A mí Doom me pilla una generación por debajo y no le tengo esa estima que te permite volver a un retro sin que te sangren los ojos, pero aún así gusta leer artículos como este y sobre los fundamentos de la industria que tantos gustos nos da. Yo, seguiré haciéndome polvo con los nuevos Dooms, obras maestras de la epilepsia y el flow con el mando.
En cuanto a Petersen me ha sorprendido conocer esta faceta suya. Me gustan mucho los juegos de mesa y conocía a Petersen de su faceta como diseñador de juegos cthulhianos y de algo de literatura al respecto. Saber que participó en Doom y, sobre todo, en Age of Empires me ha tocao la patata :’)
Lo dicho, buen artículo Viktor.
Gran artículo, como siempre. No tenía idea del aporte de Petersen en Doom, y eso que he disfrutado de casi todas las entregas de la saga.
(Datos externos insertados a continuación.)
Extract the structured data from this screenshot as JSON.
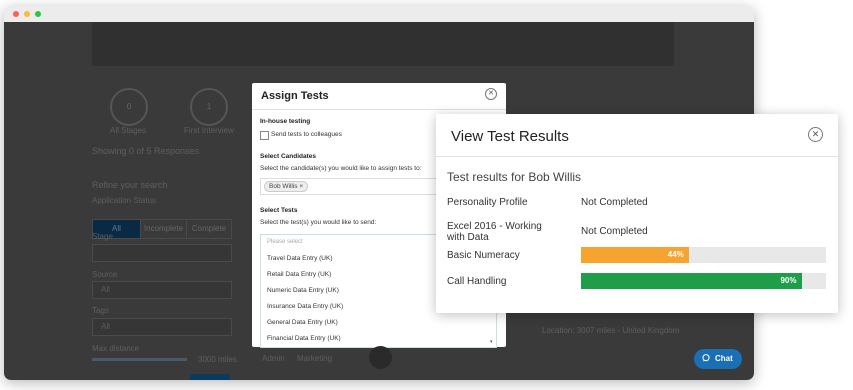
{
  "window": {
    "controls": [
      "close",
      "minimize",
      "maximize"
    ]
  },
  "background": {
    "stage_counts": [
      "0",
      "1"
    ],
    "stage_labels": [
      "All Stages",
      "First Interview"
    ],
    "showing": "Showing 0 of 5 Responses",
    "refine": "Refine your search",
    "application_status": "Application Status",
    "status_options": [
      "All",
      "Incomplete",
      "Complete"
    ],
    "stage_label": "Stage",
    "source_label": "Source",
    "source_value": "All",
    "tags_label": "Tags",
    "tags_value": "All",
    "max_distance": "Max distance",
    "distance_value": "3000 miles",
    "location_row": "Location: 3007 miles - United Kingdom",
    "tags_row": [
      "Admin",
      "Marketing"
    ]
  },
  "assign_tests": {
    "title": "Assign Tests",
    "close_icon": "close-circle-icon",
    "inhouse_heading": "In-house testing",
    "send_to_colleagues": "Send tests to colleagues",
    "select_candidates_heading": "Select Candidates",
    "select_candidates_help": "Select the candidate(s) you would like to assign tests to:",
    "candidate_tag": "Bob Willis ×",
    "select_tests_heading": "Select Tests",
    "select_tests_help": "Select the test(s) you would like to send:",
    "placeholder": "Please select",
    "test_options": [
      "Travel Data Entry (UK)",
      "Retail Data Entry (UK)",
      "Numeric Data Entry (UK)",
      "Insurance Data Entry (UK)",
      "General Data Entry (UK)",
      "Financial Data Entry (UK)"
    ]
  },
  "view_results": {
    "title": "View Test Results",
    "subtitle": "Test results for Bob Willis",
    "rows": [
      {
        "label": "Personality Profile",
        "status": "Not Completed"
      },
      {
        "label": "Excel 2016 - Working with Data",
        "status": "Not Completed"
      },
      {
        "label": "Basic Numeracy",
        "percent_text": "44%",
        "progress": 0.44,
        "color": "#f7a330"
      },
      {
        "label": "Call Handling",
        "percent_text": "90%",
        "progress": 0.9,
        "color": "#1e9e48"
      }
    ]
  },
  "chat": {
    "label": "Chat",
    "icon": "chat-bubble-icon",
    "color": "#1a6fb5"
  }
}
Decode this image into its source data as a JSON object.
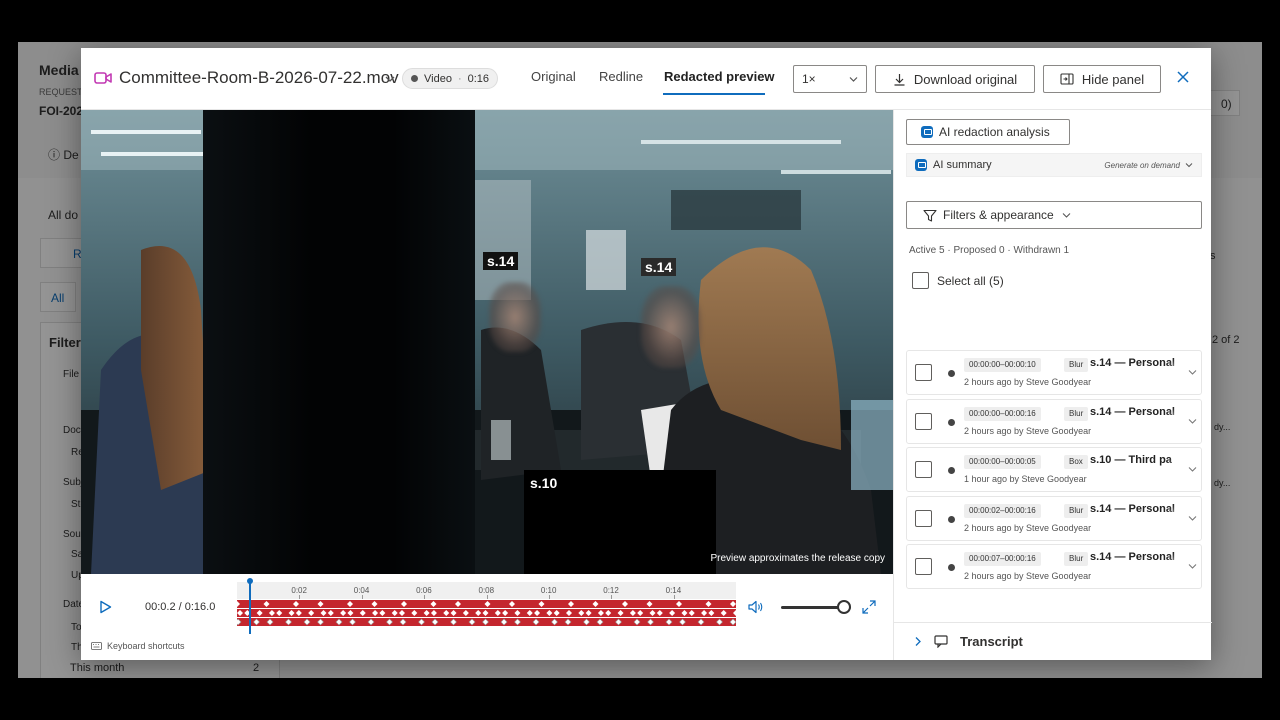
{
  "background": {
    "title": "Media",
    "request_label": "REQUEST",
    "request_id": "FOI-202",
    "tab_details": "De",
    "all_documents": "All do",
    "btn_r": "R",
    "all_chip": "All",
    "filters": "Filter",
    "file_label": "File",
    "doc_label": "Doc",
    "doc_opt": "Re",
    "subject_label": "Subj",
    "subject_opt": "Ste",
    "source_label": "Sou",
    "source_opt1": "Sa",
    "source_opt2": "Up",
    "date_label": "Date",
    "date_opt1": "To",
    "date_opt2": "Th",
    "date_opt3": "This month",
    "date_count3": "2",
    "right_count": "0)",
    "right_s": "s",
    "page_of": "2 of 2",
    "right_dy1": "dy...",
    "right_dy2": "dy..."
  },
  "header": {
    "filename": "Committee-Room-B-2026-07-22.mov",
    "badge_type": "Video",
    "badge_duration": "0:16",
    "tabs": [
      {
        "label": "Original"
      },
      {
        "label": "Redline"
      },
      {
        "label": "Redacted preview"
      }
    ],
    "speed": "1×",
    "download_label": "Download original",
    "hide_panel_label": "Hide panel",
    "accent": "#0f6cbd",
    "file_icon_color": "#c239b3"
  },
  "video": {
    "labels": [
      "s.14",
      "s.14",
      "s.10"
    ],
    "preview_note": "Preview approximates the release copy"
  },
  "controls": {
    "time": "00:0.2 / 0:16.0",
    "progress": 0.0125,
    "tick_labels": [
      "0:02",
      "0:04",
      "0:06",
      "0:08",
      "0:10",
      "0:12",
      "0:14"
    ],
    "track_color": "#c4262e",
    "volume": 1.0,
    "keyboard_shortcuts": "Keyboard shortcuts"
  },
  "side": {
    "ai_analysis": "AI redaction analysis",
    "ai_summary": "AI summary",
    "ai_summary_action": "Generate on demand",
    "filters": "Filters & appearance",
    "counts": "Active 5 · Proposed 0 · Withdrawn 1",
    "select_all": "Select all (5)",
    "items": [
      {
        "time": "00:00:00–00:00:10",
        "type": "Blur",
        "title": "s.14 — Personal",
        "meta": "2 hours ago by Steve Goodyear"
      },
      {
        "time": "00:00:00–00:00:16",
        "type": "Blur",
        "title": "s.14 — Personal",
        "meta": "2 hours ago by Steve Goodyear"
      },
      {
        "time": "00:00:00–00:00:05",
        "type": "Box",
        "title": "s.10 — Third pa",
        "meta": "1 hour ago by Steve Goodyear"
      },
      {
        "time": "00:00:02–00:00:16",
        "type": "Blur",
        "title": "s.14 — Personal",
        "meta": "2 hours ago by Steve Goodyear"
      },
      {
        "time": "00:00:07–00:00:16",
        "type": "Blur",
        "title": "s.14 — Personal",
        "meta": "2 hours ago by Steve Goodyear"
      }
    ],
    "transcript": "Transcript"
  }
}
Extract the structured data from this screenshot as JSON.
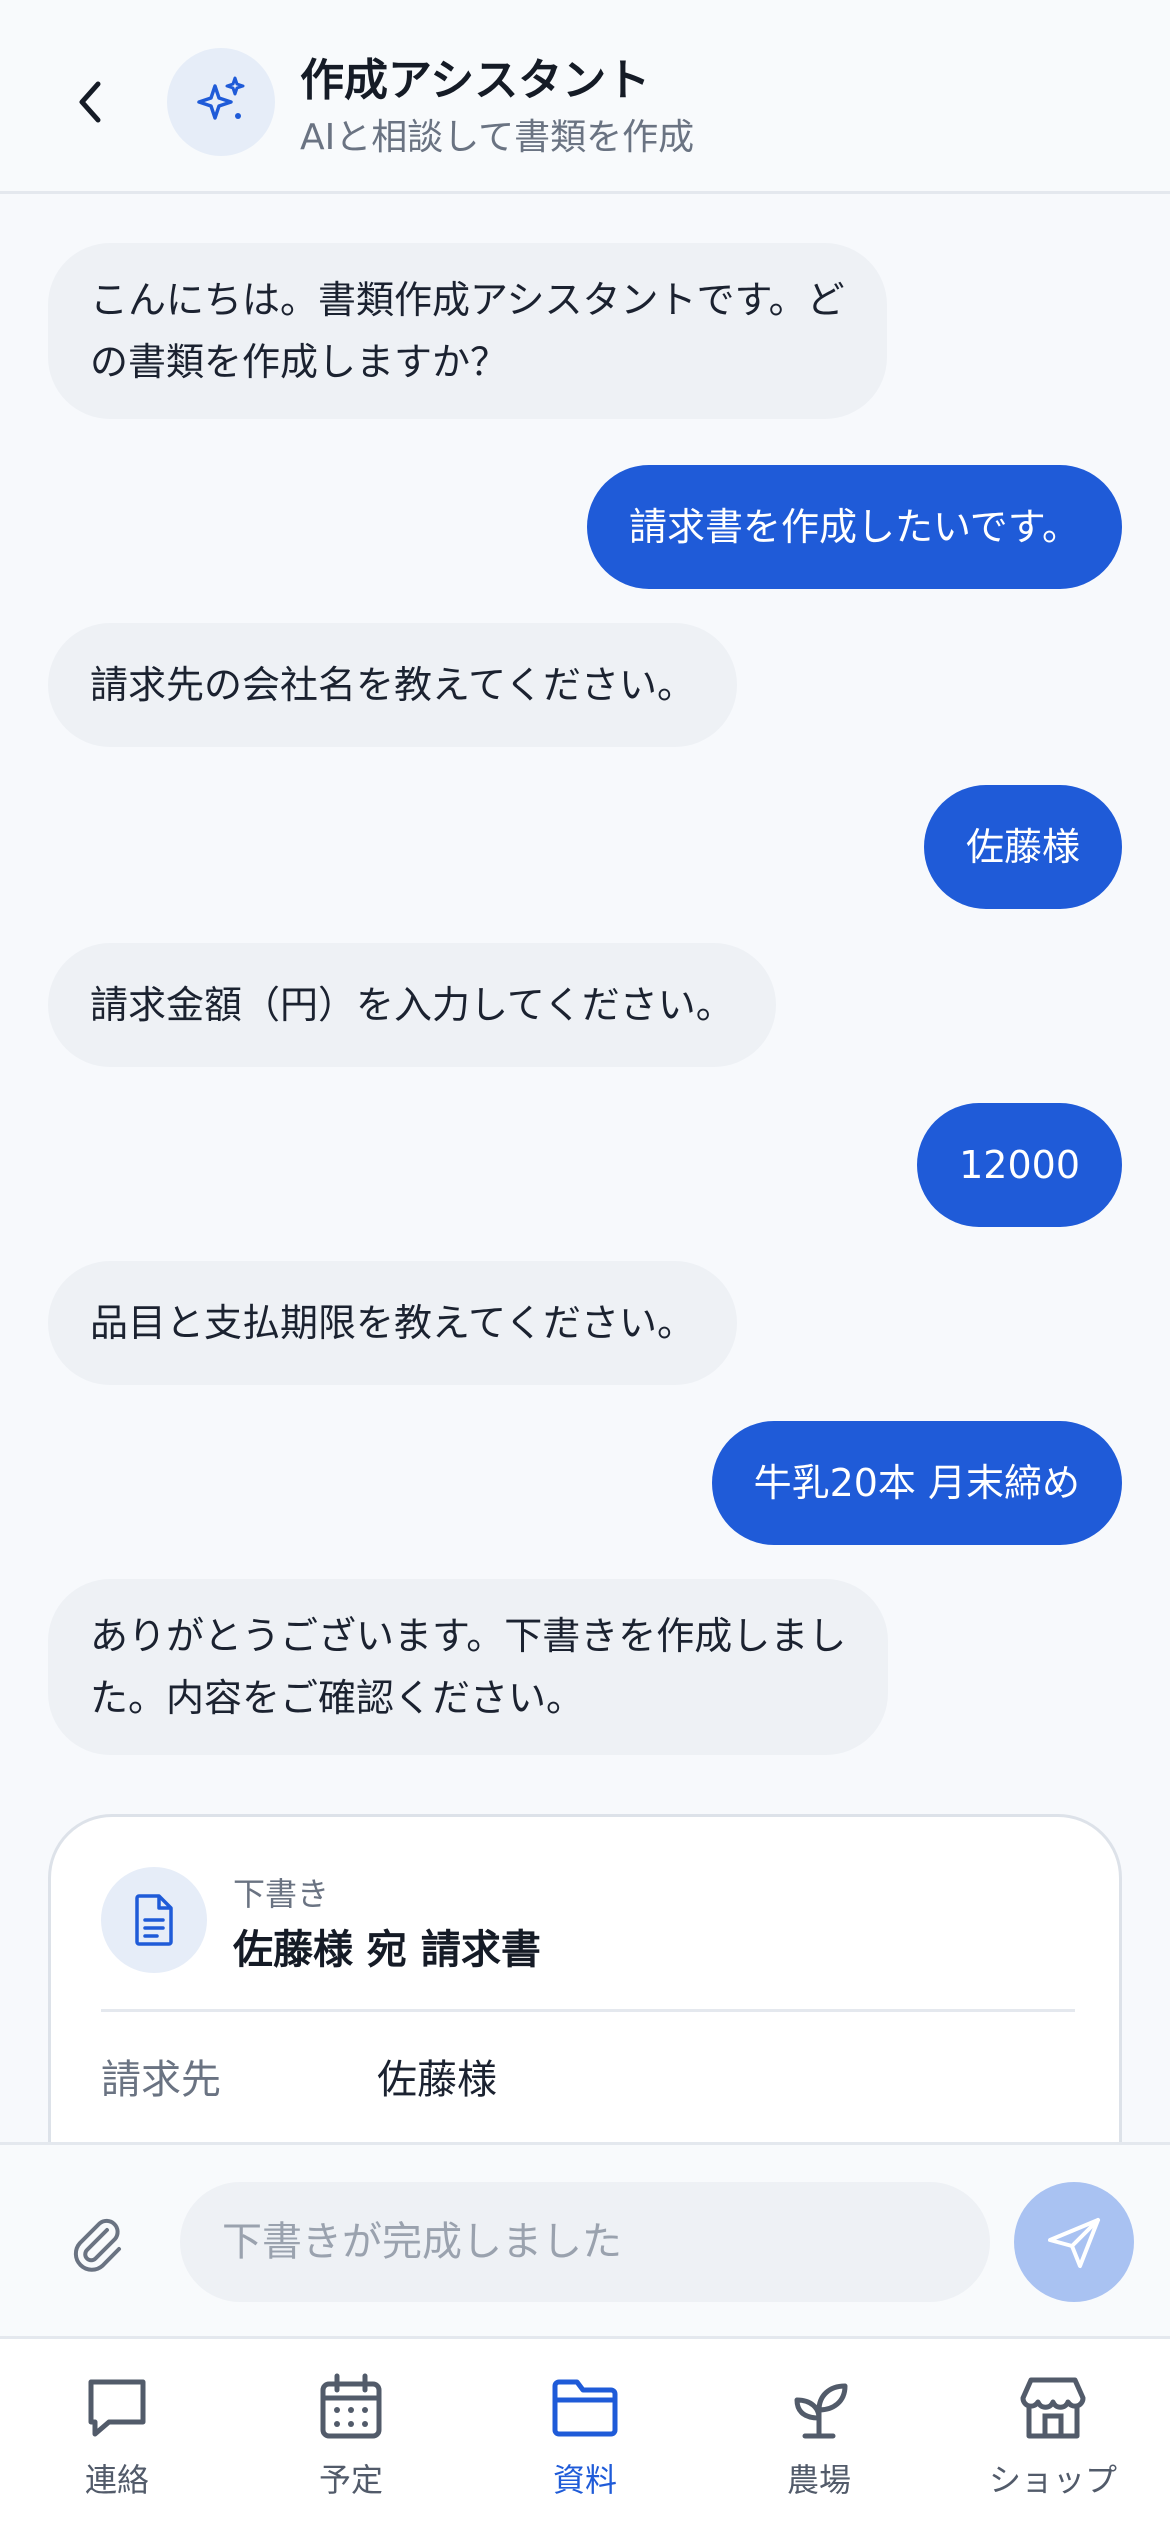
{
  "header": {
    "title": "作成アシスタント",
    "subtitle": "AIと相談して書類を作成",
    "back_icon": "chevron-left-icon",
    "avatar_icon": "sparkles-icon"
  },
  "messages": [
    {
      "role": "bot",
      "text_lines": [
        "こんにちは。書類作成アシスタントです。ど",
        "の書類を作成しますか？"
      ]
    },
    {
      "role": "user",
      "text": "請求書を作成したいです。"
    },
    {
      "role": "bot",
      "text": "請求先の会社名を教えてください。"
    },
    {
      "role": "user",
      "text": "佐藤様"
    },
    {
      "role": "bot",
      "text": "請求金額（円）を入力してください。"
    },
    {
      "role": "user",
      "text": "12000"
    },
    {
      "role": "bot",
      "text": "品目と支払期限を教えてください。"
    },
    {
      "role": "user",
      "text": "牛乳20本 月末締め"
    },
    {
      "role": "bot",
      "text_lines": [
        "ありがとうございます。下書きを作成しまし",
        "た。内容をご確認ください。"
      ]
    }
  ],
  "draft": {
    "label": "下書き",
    "title": "佐藤様 宛 請求書",
    "icon": "document-icon",
    "fields": [
      {
        "key": "請求先",
        "value": "佐藤様"
      }
    ]
  },
  "input": {
    "placeholder": "下書きが完成しました",
    "value": ""
  },
  "nav": [
    {
      "label": "連絡",
      "icon": "chat-icon",
      "active": false
    },
    {
      "label": "予定",
      "icon": "calendar-icon",
      "active": false
    },
    {
      "label": "資料",
      "icon": "folder-icon",
      "active": true
    },
    {
      "label": "農場",
      "icon": "sprout-icon",
      "active": false
    },
    {
      "label": "ショップ",
      "icon": "store-icon",
      "active": false
    }
  ],
  "colors": {
    "accent": "#1f5bd8",
    "bot_bubble": "#eef1f5",
    "send_disabled": "#a9c2f2"
  }
}
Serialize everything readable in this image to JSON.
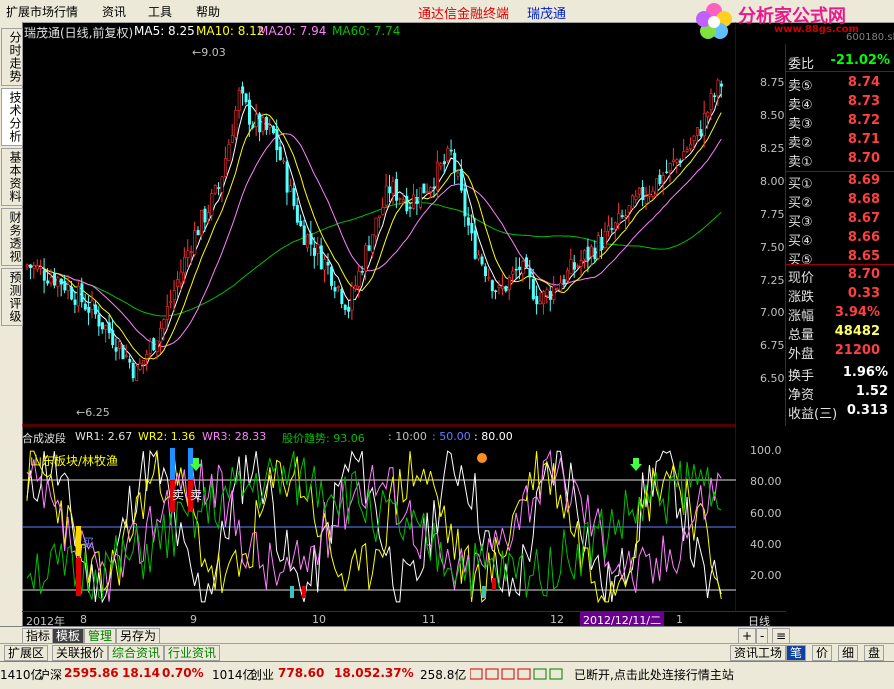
{
  "menu": {
    "items": [
      "扩展市场行情",
      "资讯",
      "工具",
      "帮助"
    ],
    "brand_red": "通达信金融终端",
    "brand_blue": "瑞茂通",
    "logo_title": "分析家公式网",
    "logo_url": "www.88gs.com",
    "logo_code": "600180.sh"
  },
  "left_tabs": [
    "分时走势",
    "技术分析",
    "基本资料",
    "财务透视",
    "预测评级"
  ],
  "main_header": {
    "title": "瑞茂通(日线,前复权)",
    "ma5": "MA5: 8.25",
    "ma10": "MA10: 8.12",
    "ma20": "MA20: 7.94",
    "ma60": "MA60: 7.74",
    "high_label": "9.03",
    "low_label": "6.25"
  },
  "price_axis": [
    "8.75",
    "8.50",
    "8.25",
    "8.00",
    "7.75",
    "7.50",
    "7.25",
    "7.00",
    "6.75",
    "6.50"
  ],
  "sub_header": {
    "name": "合成波段",
    "wr1": "WR1: 2.67",
    "wr2": "WR2: 1.36",
    "wr3": "WR3: 28.33",
    "trend": "股价趋势: 93.06",
    "v1": ": 10:00",
    "v2": ": 50.00",
    "v3": ": 80.00",
    "overlay": "山东板块/林牧渔",
    "buy_label": "买",
    "sell_label1": "卖",
    "sell_label2": "卖"
  },
  "sub_axis": [
    "100.0",
    "80.00",
    "60.00",
    "40.00",
    "20.00"
  ],
  "date_axis": {
    "year": "2012年",
    "months": [
      "8",
      "9",
      "10",
      "11",
      "12",
      "1"
    ],
    "cursor_date": "2012/12/11/二",
    "period": "日线"
  },
  "quote": {
    "ratio_label": "委比",
    "ratio_value": "-21.02%",
    "sells": [
      {
        "label": "卖⑤",
        "price": "8.74"
      },
      {
        "label": "卖④",
        "price": "8.73"
      },
      {
        "label": "卖③",
        "price": "8.72"
      },
      {
        "label": "卖②",
        "price": "8.71"
      },
      {
        "label": "卖①",
        "price": "8.70"
      }
    ],
    "buys": [
      {
        "label": "买①",
        "price": "8.69"
      },
      {
        "label": "买②",
        "price": "8.68"
      },
      {
        "label": "买③",
        "price": "8.67"
      },
      {
        "label": "买④",
        "price": "8.66"
      },
      {
        "label": "买⑤",
        "price": "8.65"
      }
    ],
    "stats": [
      {
        "label": "现价",
        "value": "8.70",
        "color": "#ff4040"
      },
      {
        "label": "涨跌",
        "value": "0.33",
        "color": "#ff4040"
      },
      {
        "label": "涨幅",
        "value": "3.94%",
        "color": "#ff4040"
      },
      {
        "label": "总量",
        "value": "48482",
        "color": "#ffff60"
      },
      {
        "label": "外盘",
        "value": "21200",
        "color": "#ff4040"
      },
      {
        "label": "换手",
        "value": "1.96%",
        "color": "#ffffff"
      },
      {
        "label": "净资",
        "value": "1.52",
        "color": "#ffffff"
      },
      {
        "label": "收益(三)",
        "value": "0.313",
        "color": "#ffffff"
      }
    ]
  },
  "bottom_tabs1": [
    "指标",
    "模板",
    "管理",
    "另存为"
  ],
  "bottom_tabs1_right": [
    "+",
    "-",
    "≡"
  ],
  "bottom_tabs2": [
    "扩展区",
    "关联报价",
    "综合资讯",
    "行业资讯"
  ],
  "bottom_tabs2_right": [
    "资讯工场",
    "笔",
    "价",
    "细",
    "盘"
  ],
  "status": {
    "cut": "1410亿",
    "hs_label": "沪深",
    "hs_value": "2595.86",
    "hs_change": "18.14",
    "hs_pct": "0.70%",
    "hs_vol": "1014亿",
    "cy_label": "创业",
    "cy_value": "778.60",
    "cy_change": "18.05",
    "cy_pct": "2.37%",
    "cy_vol": "258.8亿",
    "message": "已断开,点击此处连接行情主站"
  },
  "colors": {
    "up": "#ff3232",
    "down": "#54ffff",
    "ma5": "#ffffff",
    "ma10": "#ffff00",
    "ma20": "#ff80ff",
    "ma60": "#00c000"
  }
}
Petersen es una de esas mentes creativas prolíficas pero silenciosas en el mundo del videojuego. De hecho, veo paralelismos entre él y Romero con el tándem de Miyamoto-Tezuka en Nintendo, donde el primero se lleva la mayor parte de los reflectores (merecidamente, en gran medida), mientras que el segundo asume gran parte del trabajo pesado en el diseño.